The witness told the court that she then heard what she described as two loud bangs and initially thought they were fireworks. Ms McShane turned to look towards the other cars in the car park and saw men running to her right hand side.

"The first thing I saw was one of the detectives falling to the ground" the witness said, adding that she initially believed it was a ducking reaction from the bangs. Ms McShane said she wasn't used to gunshots, but when the detective "fell to the ground and didn't move" she realised that it was a gunshot she heard and not a firework.

After this, the witness said, an individual running towards her. The witness became emotional recalling the robbery and wiped away tears.

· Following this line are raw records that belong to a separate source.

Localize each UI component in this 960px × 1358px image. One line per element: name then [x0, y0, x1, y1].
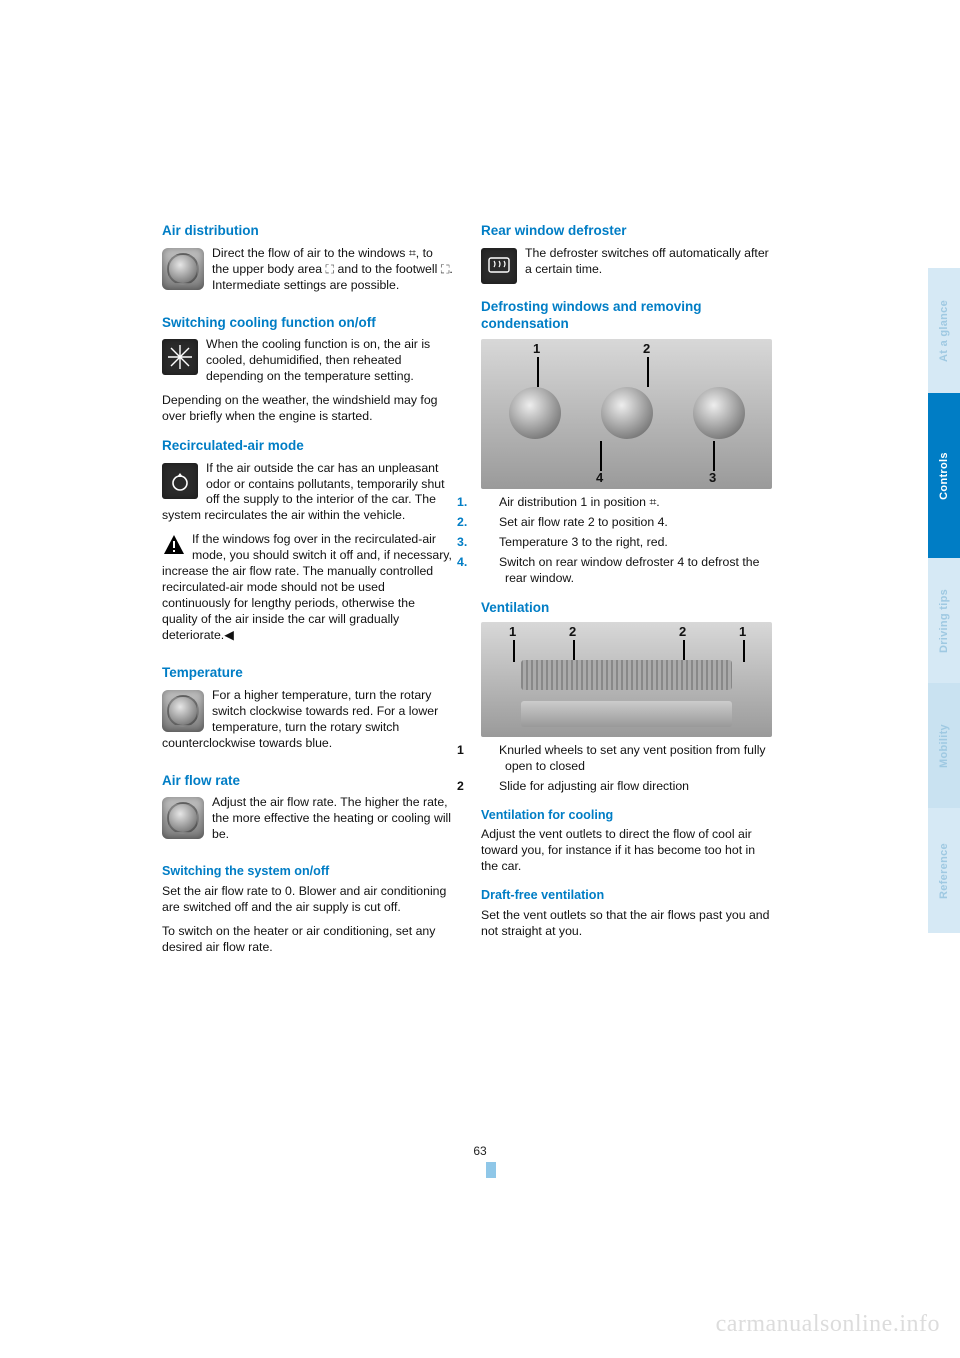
side-tab[interactable]: Reference [928, 808, 960, 933]
section-draft-free: Draft-free ventilation Set the vent outl… [481, 887, 772, 939]
side-tab[interactable]: Mobility [928, 683, 960, 808]
heading-draft-free: Draft-free ventilation [481, 887, 772, 903]
body-draft-free: Set the vent outlets so that the air flo… [481, 908, 772, 940]
fig-callout: 2 [679, 624, 686, 641]
body-cooling-after: Depending on the weather, the windshield… [162, 393, 453, 425]
heading-vent-cooling: Ventilation for cooling [481, 807, 772, 823]
side-tab-strip: At a glance Controls Driving tips Mobility R… [928, 268, 960, 933]
vent-legend: 1Knurled wheels to set any vent position… [481, 743, 772, 795]
right-column: Rear window defroster The defroster swit… [481, 222, 772, 968]
section-temperature: Temperature For a higher temperature, tu… [162, 664, 453, 759]
page-number-mark [486, 1162, 496, 1178]
legend-item: 1Knurled wheels to set any vent position… [481, 743, 772, 775]
fig-callout: 4 [596, 470, 603, 487]
fig-callout: 1 [533, 341, 540, 358]
watermark-text: carmanualsonline.info [716, 1311, 940, 1338]
body-air-distribution: Direct the flow of air to the windows ⌗,… [162, 246, 453, 294]
side-tab-label: Controls [938, 452, 950, 500]
heading-defrost: Defrosting windows and removing condensa… [481, 298, 772, 333]
page-number: 63 [473, 1144, 486, 1158]
section-cooling: Switching cooling function on/off When t… [162, 314, 453, 425]
section-vent-cooling: Ventilation for cooling Adjust the vent … [481, 807, 772, 875]
body-vent-cooling: Adjust the vent outlets to direct the fl… [481, 827, 772, 875]
body-temperature: For a higher temperature, turn the rotar… [162, 688, 453, 752]
heading-recirc: Recirculated-air mode [162, 437, 453, 455]
side-tab-label: Reference [938, 843, 950, 899]
side-tab[interactable]: At a glance [928, 268, 960, 393]
section-ventilation: Ventilation 1 2 2 1 1Knurled wheels to s… [481, 599, 772, 796]
heading-ventilation: Ventilation [481, 599, 772, 617]
body-airflow: Adjust the air flow rate. The higher the… [162, 795, 453, 843]
temperature-dial-icon [162, 690, 204, 732]
step-item: 2.Set air flow rate 2 to position 4. [481, 515, 772, 531]
snowflake-button-icon [162, 339, 198, 375]
content-columns: Air distribution Direct the flow of air … [162, 222, 772, 968]
warning-icon [162, 533, 186, 557]
body-cooling: When the cooling function is on, the air… [162, 337, 453, 385]
step-item: 4.Switch on rear window defroster 4 to d… [481, 555, 772, 587]
fig-callout: 3 [709, 470, 716, 487]
section-airflow: Air flow rate Adjust the air flow rate. … [162, 772, 453, 852]
fig-callout: 1 [739, 624, 746, 641]
fig-callout: 2 [643, 341, 650, 358]
side-tab[interactable]: Driving tips [928, 558, 960, 683]
section-rear-defroster: Rear window defroster The defroster swit… [481, 222, 772, 286]
recirc-button-icon [162, 463, 198, 499]
heading-cooling: Switching cooling function on/off [162, 314, 453, 332]
body-recirc-warn: If the windows fog over in the recircula… [162, 532, 453, 644]
body-recirc: If the air outside the car has an unplea… [162, 461, 453, 525]
step-item: 1.Air distribution 1 in position ⌗. [481, 495, 772, 511]
heading-switch-onoff: Switching the system on/off [162, 863, 453, 879]
body-switch-p2: To switch on the heater or air condition… [162, 924, 453, 956]
side-tab[interactable]: Controls [928, 393, 960, 558]
defroster-button-icon [481, 248, 517, 284]
heading-temperature: Temperature [162, 664, 453, 682]
step-item: 3.Temperature 3 to the right, red. [481, 535, 772, 551]
defrost-steps: 1.Air distribution 1 in position ⌗. 2.Se… [481, 495, 772, 587]
section-defrost: Defrosting windows and removing condensa… [481, 298, 772, 587]
body-switch-p1: Set the air flow rate to 0. Blower and a… [162, 884, 453, 916]
dial-icon [162, 248, 204, 290]
fig-callout: 1 [509, 624, 516, 641]
manual-page: Air distribution Direct the flow of air … [0, 0, 960, 1358]
left-column: Air distribution Direct the flow of air … [162, 222, 453, 968]
figure-vent-panel: 1 2 2 1 [481, 622, 772, 737]
heading-rear-defroster: Rear window defroster [481, 222, 772, 240]
side-tab-label: At a glance [938, 300, 950, 362]
legend-item: 2Slide for adjusting air flow direction [481, 779, 772, 795]
section-switch-onoff: Switching the system on/off Set the air … [162, 863, 453, 955]
heading-air-distribution: Air distribution [162, 222, 453, 240]
figure-climate-panel: 1 2 4 3 [481, 339, 772, 489]
section-air-distribution: Air distribution Direct the flow of air … [162, 222, 453, 302]
heading-airflow: Air flow rate [162, 772, 453, 790]
side-tab-label: Mobility [938, 724, 950, 768]
airflow-dial-icon [162, 797, 204, 839]
side-tab-label: Driving tips [938, 588, 950, 652]
section-recirc: Recirculated-air mode If the air outside… [162, 437, 453, 652]
body-rear-defroster: The defroster switches off automatically… [481, 246, 772, 278]
fig-callout: 2 [569, 624, 576, 641]
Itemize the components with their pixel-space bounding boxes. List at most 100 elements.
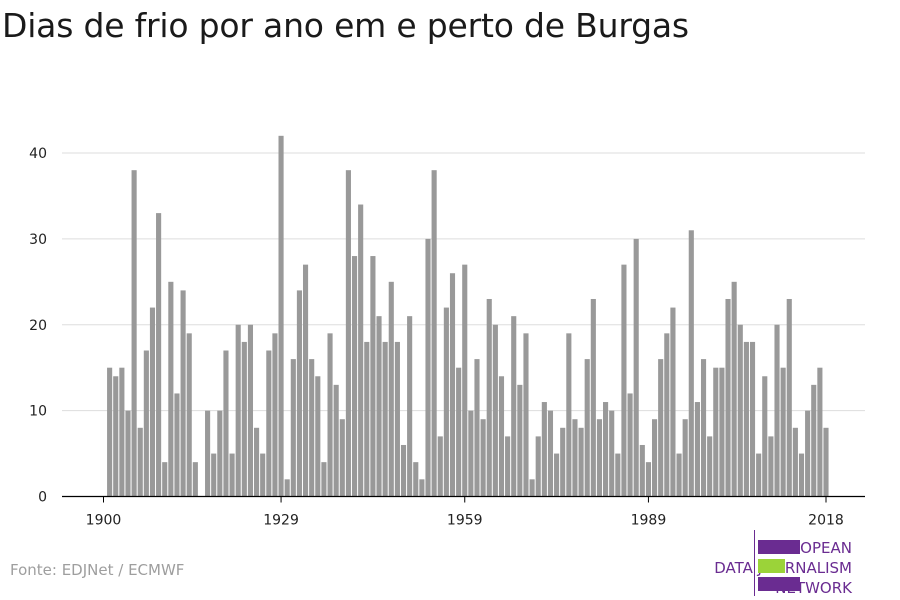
- bar-1989: [645, 462, 651, 497]
- bar-1937: [327, 333, 333, 497]
- bar-1954: [431, 170, 437, 497]
- bar-1953: [425, 238, 431, 497]
- bar-1931: [290, 359, 296, 497]
- bar-1981: [596, 419, 603, 497]
- bar-1964: [492, 324, 498, 497]
- bar-1917: [205, 410, 211, 497]
- y-tick-label: 40: [29, 146, 47, 162]
- chart-title: Dias de frio por ano em e perto de Burga…: [2, 6, 689, 45]
- bar-2012: [786, 298, 792, 497]
- bar-1970: [529, 479, 535, 497]
- bar-1920: [223, 350, 229, 497]
- bar-1904: [125, 410, 131, 497]
- bar-1997: [694, 402, 700, 497]
- bar-1968: [517, 384, 523, 497]
- bar-1984: [615, 453, 621, 497]
- bar-2016: [811, 384, 817, 497]
- x-axis-ticks: 1900 1929 1959 1989 2018: [86, 496, 844, 529]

Ms McShane said that when she saw the man running towards her she thought he was coming "to kill me because I'd seen too much". This individual smashed her driver side window and demanded money.

She told the court that the man said "give me the money, give me the f***ing money" and that Ms McShane replied "I haven't got any, somebody else has it."

The court heard he then told her to "drop the glove compartment", which she did, but that there was nothing inside. He then demanded her handbag which she handed over.

Ms McShane said she then heard someone shout 'are you right there lads' and the witness said the men then all left at the same time, with the male at her car jumping the car park wall out on to the main road.

The volunteer employee said she did not know where that shout came from, but described what she thought was a walkie talkie being carried by the man at her car.

The witness said she was afraid to look at this individual because she was in fear that if she "took in to much" that he was going to kill her.

She agreed with Mr Kelly that the man was holding this object close to his body, and that the device had what she thought was an aerial.

Ms McShane described this individual as "on the bulky side" and wearing dark clothes, but said she was not able to described his accent apart from saying that it wasn't a strong Norther Ireland accent.

The court heard the man who shouted 'are you right there lads' had a different accent to the male who robbed her handbag.

She then noticed a car speed off after the men had left the car park.

The witness will continue giving evidence this afternoon.